Your Excellency, I believe you will agree with me that this conduct of the General Legal Council is backward. It is not forward looking! The very few in Ghana like Maxwell Opoku Agyemang who will speak against these ills are always victimized. Do not be surprised if I fall victim. How would one rationalize a candidate who failed entrance or bar exams in Ghana but that same candidate is doing extremely well in Europe?

I absolutely support Prof Asare’s assertion that we set our students for failure, turn around and say the students are substandard. These same substandard students pass with distinction when they get the opportunity to study outside Ghana. So, what at all do we teach that our students cannot grasp but easily do well in other jurisdictions? Or, is it that those in the helm of affairs themselves are a failure that is why students are also failing? Or, it is because Africa is made up Donald Trump’s word?

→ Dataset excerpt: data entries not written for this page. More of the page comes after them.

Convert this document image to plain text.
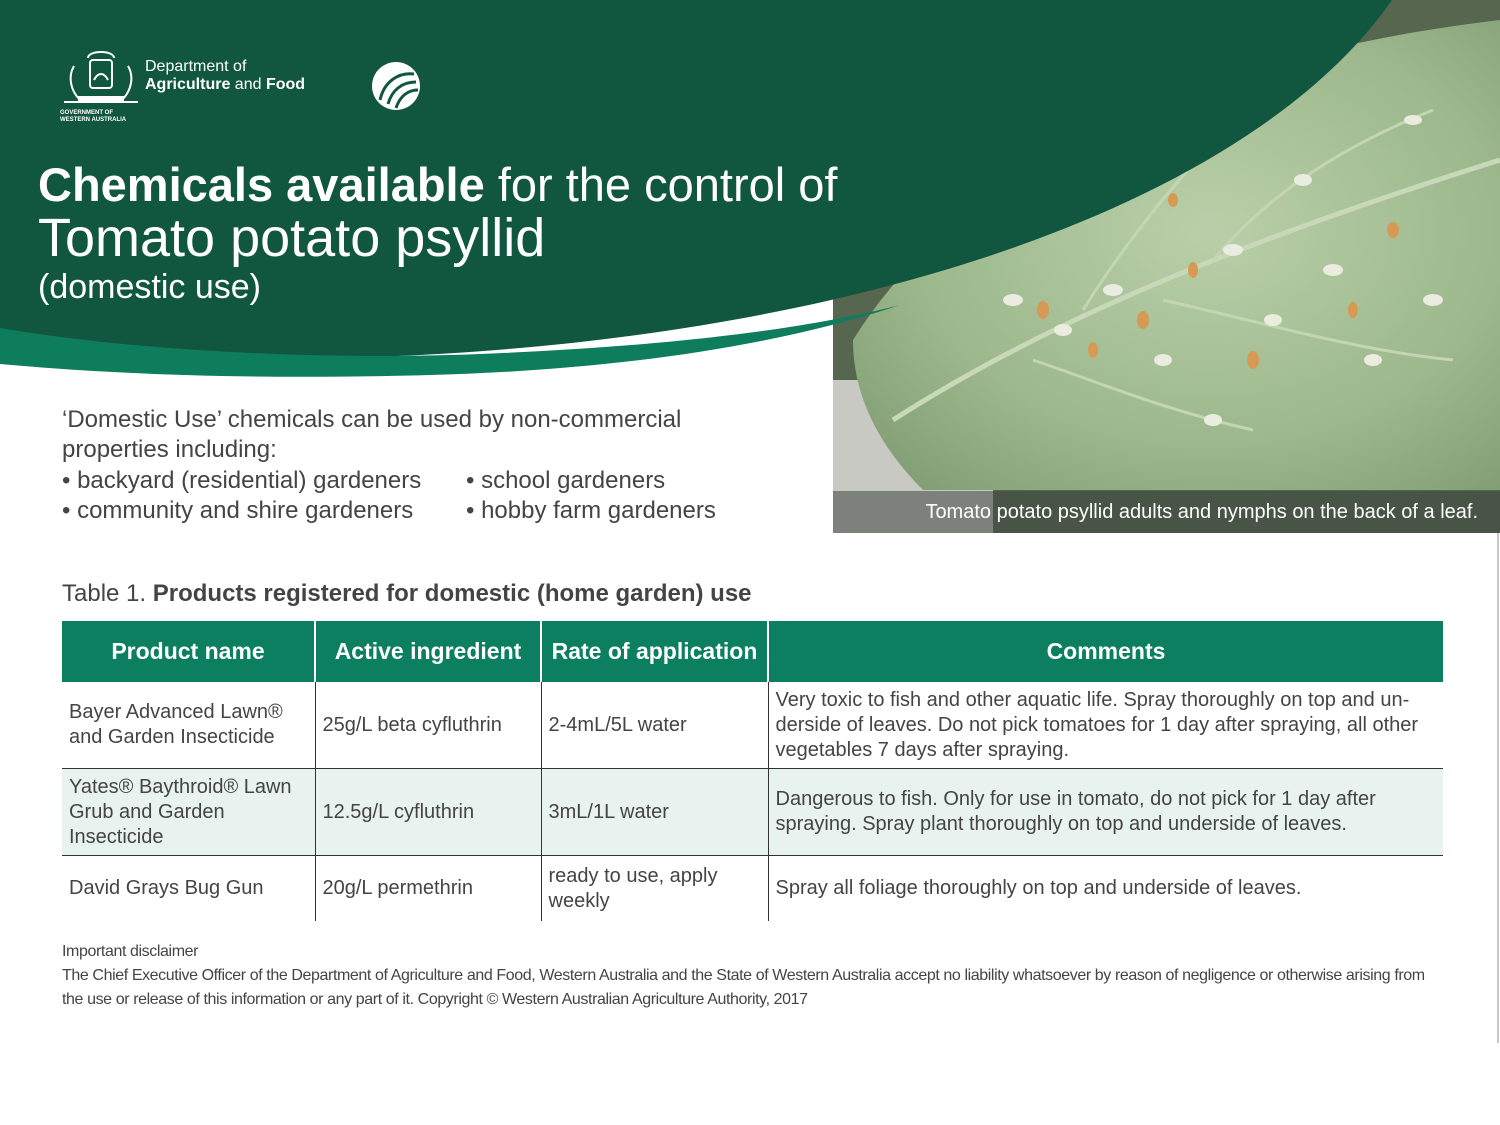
Tomato potato psyllid adults and nymphs on the back of a leaf.
GOVERNMENT OF
WESTERN AUSTRALIA
Department of
Agriculture and Food
Chemicals available for the control of
Tomato potato psyllid
(domestic use)
‘Domestic Use’ chemicals can be used by non-commercial properties including:
• backyard (residential) gardeners
• community and shire gardeners
• school gardeners
• hobby farm gardeners
Table 1. Products registered for domestic (home garden) use
Product name	Active ingredient	Rate of application	Comments
Bayer Advanced Lawn® and Garden Insecticide	25g/L beta cyfluthrin	2-4mL/5L water	Very toxic to fish and other aquatic life. Spray thoroughly on top and underside of leaves. Do not pick tomatoes for 1 day after spraying, all other vegetables 7 days after spraying.
Yates® Baythroid® Lawn Grub and Garden Insecticide	12.5g/L cyfluthrin	3mL/1L water	Dangerous to fish. Only for use in tomato, do not pick for 1 day after spraying. Spray plant thoroughly on top and underside of leaves.
David Grays Bug Gun	20g/L permethrin	ready to use, apply weekly	Spray all foliage thoroughly on top and underside of leaves.
Important disclaimer
The Chief Executive Officer of the Department of Agriculture and Food, Western Australia and the State of Western Australia accept no liability whatsoever by reason of negligence or otherwise arising from the use or release of this information or any part of it. Copyright © Western Australian Agriculture Authority, 2017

Your Excellency, I am a student of UCC Faculty of Law. It is my desire to be a lawyer and help uphold the rule of law in Ghana for economic development. Simply put, I hope to stay in Ghana and pay my dues. If this same injustice is meted out on me by the General Legal Council, would you advise me to stay in Ghana and for what?

Please permit me to link this to underdevelopment of Ghana; this frustration will make the skilled and highly educated flee the country leaving very few ones (those who have the links) and millions of unskilled and uneducated ones; the result is underdevelopment. The few ones that have the links to stay will then lord over the uneducated; poverty and underdevelopment will interplay and the cycle will continue.

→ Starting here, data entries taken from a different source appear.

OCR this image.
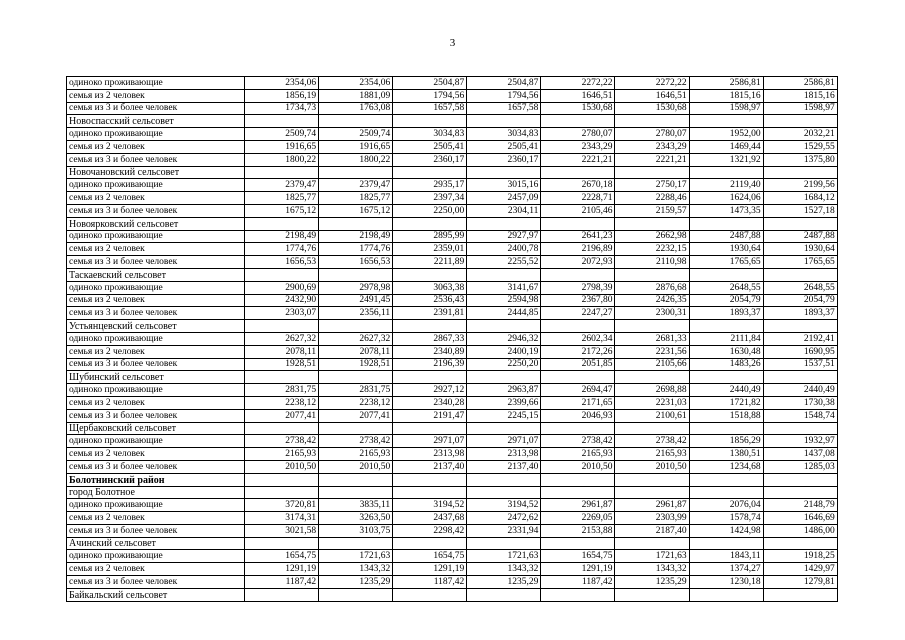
3
одиноко проживающие	2354,06	2354,06	2504,87	2504,87	2272,22	2272,22	2586,81	2586,81
семья из 2 человек	1856,19	1881,09	1794,56	1794,56	1646,51	1646,51	1815,16	1815,16
семья из 3 и более человек	1734,73	1763,08	1657,58	1657,58	1530,68	1530,68	1598,97	1598,97
Новоспасский сельсовет								
одиноко проживающие	2509,74	2509,74	3034,83	3034,83	2780,07	2780,07	1952,00	2032,21
семья из 2 человек	1916,65	1916,65	2505,41	2505,41	2343,29	2343,29	1469,44	1529,55
семья из 3 и более человек	1800,22	1800,22	2360,17	2360,17	2221,21	2221,21	1321,92	1375,80
Новочановский сельсовет								
одиноко проживающие	2379,47	2379,47	2935,17	3015,16	2670,18	2750,17	2119,40	2199,56
семья из 2 человек	1825,77	1825,77	2397,34	2457,09	2228,71	2288,46	1624,06	1684,12
семья из 3 и более человек	1675,12	1675,12	2250,00	2304,11	2105,46	2159,57	1473,35	1527,18
Новоярковский сельсовет								
одиноко проживающие	2198,49	2198,49	2895,99	2927,97	2641,23	2662,98	2487,88	2487,88
семья из 2 человек	1774,76	1774,76	2359,01	2400,78	2196,89	2232,15	1930,64	1930,64
семья из 3 и более человек	1656,53	1656,53	2211,89	2255,52	2072,93	2110,98	1765,65	1765,65
Таскаевский сельсовет								
одиноко проживающие	2900,69	2978,98	3063,38	3141,67	2798,39	2876,68	2648,55	2648,55
семья из 2 человек	2432,90	2491,45	2536,43	2594,98	2367,80	2426,35	2054,79	2054,79
семья из 3 и более человек	2303,07	2356,11	2391,81	2444,85	2247,27	2300,31	1893,37	1893,37
Устьянцевский сельсовет								
одиноко проживающие	2627,32	2627,32	2867,33	2946,32	2602,34	2681,33	2111,84	2192,41
семья из 2 человек	2078,11	2078,11	2340,89	2400,19	2172,26	2231,56	1630,48	1690,95
семья из 3 и более человек	1928,51	1928,51	2196,39	2250,20	2051,85	2105,66	1483,26	1537,51
Шубинский сельсовет								
одиноко проживающие	2831,75	2831,75	2927,12	2963,87	2694,47	2698,88	2440,49	2440,49
семья из 2 человек	2238,12	2238,12	2340,28	2399,66	2171,65	2231,03	1721,82	1730,38
семья из 3 и более человек	2077,41	2077,41	2191,47	2245,15	2046,93	2100,61	1518,88	1548,74
Щербаковский сельсовет								
одиноко проживающие	2738,42	2738,42	2971,07	2971,07	2738,42	2738,42	1856,29	1932,97
семья из 2 человек	2165,93	2165,93	2313,98	2313,98	2165,93	2165,93	1380,51	1437,08
семья из 3 и более человек	2010,50	2010,50	2137,40	2137,40	2010,50	2010,50	1234,68	1285,03
Болотнинский район								
город Болотное								
одиноко проживающие	3720,81	3835,11	3194,52	3194,52	2961,87	2961,87	2076,04	2148,79
семья из 2 человек	3174,31	3263,50	2437,68	2472,62	2269,05	2303,99	1578,74	1646,69
семья из 3 и более человек	3021,58	3103,75	2298,42	2331,94	2153,88	2187,40	1424,98	1486,00
Ачинский сельсовет								
одиноко проживающие	1654,75	1721,63	1654,75	1721,63	1654,75	1721,63	1843,11	1918,25
семья из 2 человек	1291,19	1343,32	1291,19	1343,32	1291,19	1343,32	1374,27	1429,97
семья из 3 и более человек	1187,42	1235,29	1187,42	1235,29	1187,42	1235,29	1230,18	1279,81
Байкальский сельсовет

You are a huge figure in the NPP, your party nearly stopped dual citizens from contesting certain positions in the party. The 1992 Constitution of Ghana bars dual citizens from holding certain offices. How would Ghana develop when these diasporans are not allowed to contribute their quota to Mother Ghana?

The factors that contributed to brain drain in post-colonial Africa are still prevalent in seven folds in recent times. So, if we attribute underdevelopment of Africa to brain drain in the post-colonial era, I do not know, with the greatest respect what posterity will say about underdevelopment of Africa during our era.

Just last week, it was in the news that young Ghanaians who have started brisk businesses in courier services will be prosecuted in due course if they do not pay taxes. Payment of taxes is something I will always advocate for but why not give them tax holidays to be grounded well before we tax them as we do to foreign companies?

We have created a system that is slowly killing us. This is why many educated Ghanaians will want to leave Ghana. Even those who want to come back with their capital to help the economy are said to be whining when they complain of unnecessary systems and bureaucracies which you would not find in any serious country.

My consolation, Your Excellency is that, you have been working without rest to fix our tattered system, your boss is serious to fix Ghana. Please, my respectful reminder is that it is not the white man that is destroying our country, some government agencies are pursuing needless agenda; they contribute to the brain drain you spoke about. The General Legal Council is one of such institutions. I hope that with a new Attorney General and a new Chief Justice, they will act right for posterity to applaud them.

Your Excellency, extend my warmest greetings to the Leadership and entire Membership of Parliament for their effort to abort this bad law by the General Legal Council. They are showing that Parliament is really working. They should not disappoint us.